Tower lifts earnings guidance after profit recovery
New Zealand’s third-largest insurer, Tower, has raised its full-year earnings outlook after it returned to the black in the March half, posting a $NZ11.9 million ($11.2 million) net profit.
Underlying after-tax net profit is now expected to exceed $NZ26 million ($24.5 million) for the year to September, up from the previous $NZ22 million ($20.7 million) estimate.
A revamp of the business model, improved claims costs and benign weather are cited as key factors in the insurer’s recovery from an $NZ11.6 million ($11 million) loss in the corresponding half of last year.
“This result is the culmination of four years’ work to turn around Tower by fixing the foundations and challenging industry norms,” the insurer said last week.
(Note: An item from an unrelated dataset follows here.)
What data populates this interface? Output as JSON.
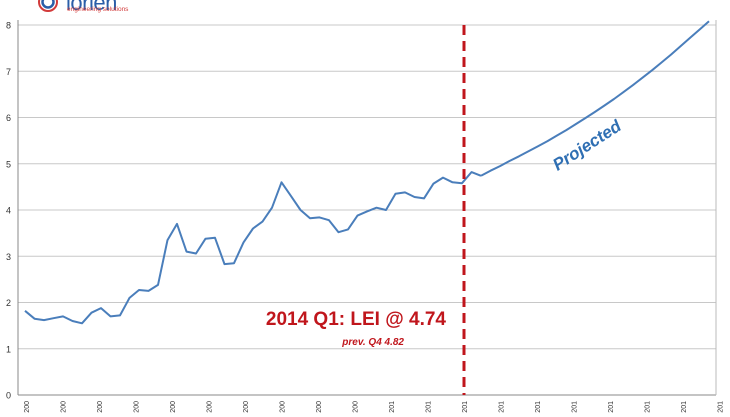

“Simplifying and improving all aspects of our business to differentiate the company has led to strong growth in [gross written premium] and customer numbers, reduced claims costs and contained expenses.”
Gross written premium grew to $NZ169.7 million ($160.2 million) from $NZ161 million ($152.2 million) and underlying after-tax profit increased by $NZ12.1 million ($11.4 million) to $NZ19.4 million ($18.3 million).
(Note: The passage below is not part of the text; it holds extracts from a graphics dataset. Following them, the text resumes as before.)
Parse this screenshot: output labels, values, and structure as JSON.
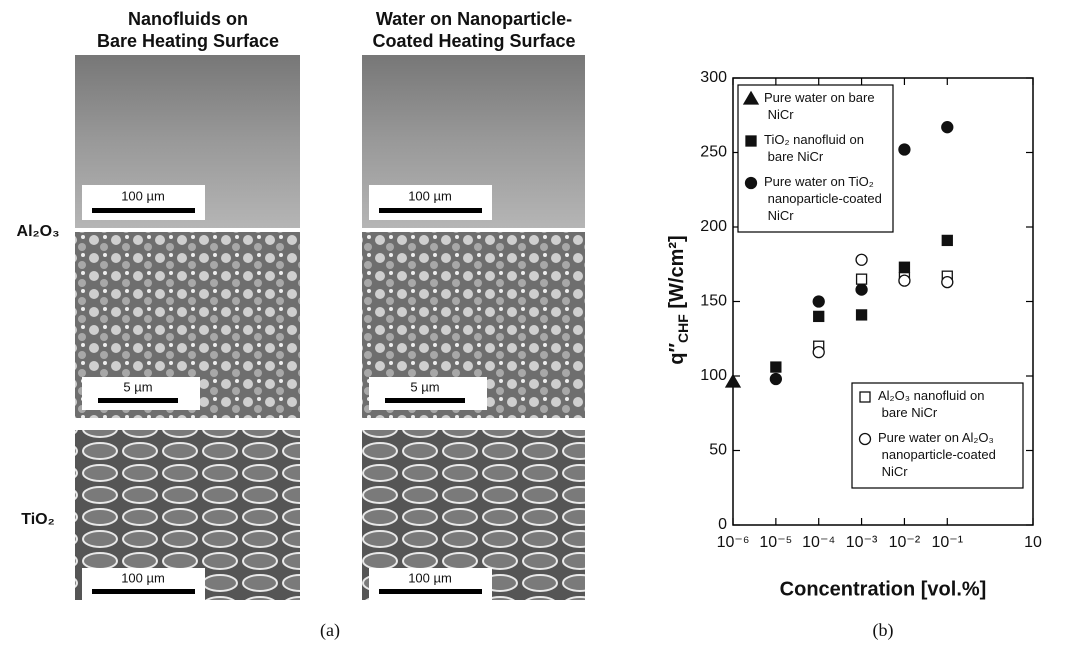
{
  "panel_a": {
    "column_headers": [
      [
        "Nanofluids on",
        "Bare Heating Surface"
      ],
      [
        "Water on Nanoparticle-",
        "Coated Heating Surface"
      ]
    ],
    "row_labels": [
      "Al₂O₃",
      "TiO₂"
    ],
    "scale_bars": [
      "100 µm",
      "100 µm",
      "5 µm",
      "5 µm",
      "100 µm",
      "100 µm"
    ],
    "caption": "(a)"
  },
  "chart_data": {
    "type": "scatter",
    "caption": "(b)",
    "x_label": "Concentration [vol.%]",
    "y_label": {
      "main": "q″",
      "sub": "CHF",
      "unit": " [W/cm²]"
    },
    "xscale": "log",
    "xlim": [
      1e-06,
      10
    ],
    "xticks": [
      {
        "value": 1e-06,
        "label": "10⁻⁶"
      },
      {
        "value": 1e-05,
        "label": "10⁻⁵"
      },
      {
        "value": 0.0001,
        "label": "10⁻⁴"
      },
      {
        "value": 0.001,
        "label": "10⁻³"
      },
      {
        "value": 0.01,
        "label": "10⁻²"
      },
      {
        "value": 0.1,
        "label": "10⁻¹"
      },
      10
    ],
    "ylim": [
      0,
      300
    ],
    "yticks": [
      0,
      50,
      100,
      150,
      200,
      250,
      300
    ],
    "series": [
      {
        "name": "Pure water on bare NiCr",
        "marker": "triangle",
        "filled": true,
        "color": "#111111",
        "legend": "upper left",
        "x": [
          1e-06
        ],
        "values": [
          96
        ]
      },
      {
        "name": "TiO₂ nanofluid on bare NiCr",
        "marker": "square",
        "filled": true,
        "color": "#111111",
        "legend": "upper left",
        "x": [
          1e-05,
          0.0001,
          0.001,
          0.01,
          0.1
        ],
        "values": [
          106,
          140,
          141,
          173,
          191
        ]
      },
      {
        "name": "Pure water on TiO₂ nanoparticle-coated NiCr",
        "marker": "circle",
        "filled": true,
        "color": "#111111",
        "legend": "upper left",
        "x": [
          1e-05,
          0.0001,
          0.001,
          0.01,
          0.1
        ],
        "values": [
          98,
          150,
          158,
          252,
          267
        ]
      },
      {
        "name": "Al₂O₃ nanofluid on bare NiCr",
        "marker": "square",
        "filled": false,
        "color": "#111111",
        "legend": "lower right",
        "x": [
          0.0001,
          0.001,
          0.01,
          0.1
        ],
        "values": [
          120,
          165,
          166,
          167
        ]
      },
      {
        "name": "Pure water on Al₂O₃ nanoparticle-coated NiCr",
        "marker": "circle",
        "filled": false,
        "color": "#111111",
        "legend": "lower right",
        "x": [
          0.0001,
          0.001,
          0.01,
          0.1
        ],
        "values": [
          116,
          178,
          164,
          163
        ]
      }
    ]
  }
}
The net claims expense declined to $NZ63.1 million ($59.5 million) from $NZ67.9 million ($64.2 million) and the large-events claims expense fell $NZ6.3 million ($5.9 million) to $NZ200,000 ($189,869).
The combined operating ratio improved 11.2 percentage points to 83.2%.
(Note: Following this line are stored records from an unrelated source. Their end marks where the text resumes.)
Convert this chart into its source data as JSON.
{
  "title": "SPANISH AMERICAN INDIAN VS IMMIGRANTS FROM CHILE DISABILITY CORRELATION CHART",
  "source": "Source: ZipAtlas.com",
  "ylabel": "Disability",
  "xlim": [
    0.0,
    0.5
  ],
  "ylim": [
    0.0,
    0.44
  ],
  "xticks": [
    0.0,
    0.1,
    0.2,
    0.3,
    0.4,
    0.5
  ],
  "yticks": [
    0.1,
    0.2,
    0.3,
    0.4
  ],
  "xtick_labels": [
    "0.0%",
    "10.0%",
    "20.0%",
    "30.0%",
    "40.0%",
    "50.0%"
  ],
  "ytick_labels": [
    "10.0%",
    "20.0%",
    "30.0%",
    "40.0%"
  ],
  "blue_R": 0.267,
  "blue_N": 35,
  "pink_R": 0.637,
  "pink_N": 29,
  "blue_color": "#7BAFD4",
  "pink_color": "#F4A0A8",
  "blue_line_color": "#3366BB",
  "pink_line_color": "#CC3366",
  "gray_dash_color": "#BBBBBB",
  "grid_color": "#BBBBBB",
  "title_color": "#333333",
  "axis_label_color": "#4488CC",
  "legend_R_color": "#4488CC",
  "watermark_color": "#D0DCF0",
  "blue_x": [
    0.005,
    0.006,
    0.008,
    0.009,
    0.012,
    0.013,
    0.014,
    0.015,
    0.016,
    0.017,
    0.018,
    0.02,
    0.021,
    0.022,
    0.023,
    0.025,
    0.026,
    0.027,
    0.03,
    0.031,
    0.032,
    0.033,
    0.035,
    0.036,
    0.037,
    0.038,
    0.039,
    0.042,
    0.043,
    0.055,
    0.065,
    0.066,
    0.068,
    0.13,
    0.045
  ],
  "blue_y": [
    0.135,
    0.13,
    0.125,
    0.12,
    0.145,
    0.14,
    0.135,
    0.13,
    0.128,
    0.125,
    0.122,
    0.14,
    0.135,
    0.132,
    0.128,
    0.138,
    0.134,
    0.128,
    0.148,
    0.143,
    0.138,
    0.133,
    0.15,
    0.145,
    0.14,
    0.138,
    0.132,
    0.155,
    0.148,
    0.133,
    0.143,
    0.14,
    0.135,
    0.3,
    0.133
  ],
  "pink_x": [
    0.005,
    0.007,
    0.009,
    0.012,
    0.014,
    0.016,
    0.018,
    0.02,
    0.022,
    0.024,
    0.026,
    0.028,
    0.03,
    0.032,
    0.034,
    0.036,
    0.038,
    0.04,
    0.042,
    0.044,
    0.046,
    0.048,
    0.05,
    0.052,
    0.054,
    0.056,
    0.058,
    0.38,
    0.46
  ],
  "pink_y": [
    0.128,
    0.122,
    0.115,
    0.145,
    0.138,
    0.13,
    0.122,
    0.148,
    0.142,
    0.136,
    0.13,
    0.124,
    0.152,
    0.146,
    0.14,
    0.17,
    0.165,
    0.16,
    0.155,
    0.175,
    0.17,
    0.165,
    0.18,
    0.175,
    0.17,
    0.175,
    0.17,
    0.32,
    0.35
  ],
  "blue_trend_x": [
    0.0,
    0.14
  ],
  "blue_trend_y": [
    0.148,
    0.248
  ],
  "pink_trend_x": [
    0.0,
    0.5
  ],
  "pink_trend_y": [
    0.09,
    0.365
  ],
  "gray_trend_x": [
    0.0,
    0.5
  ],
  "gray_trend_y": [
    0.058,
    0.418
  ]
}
The number of open claims from the Canterbury earthquakes was down to 132 at the end of March from 163 in October.
CEO Richard Harding says the insurer will press ahead with its technology agenda.
“Our drive to become a digital insurer and our fairer approach to pricing has seen online sales increase significantly. The momentum we’ve built in the business will be accelerated by next month’s launch of our new technology platform and digital offering.”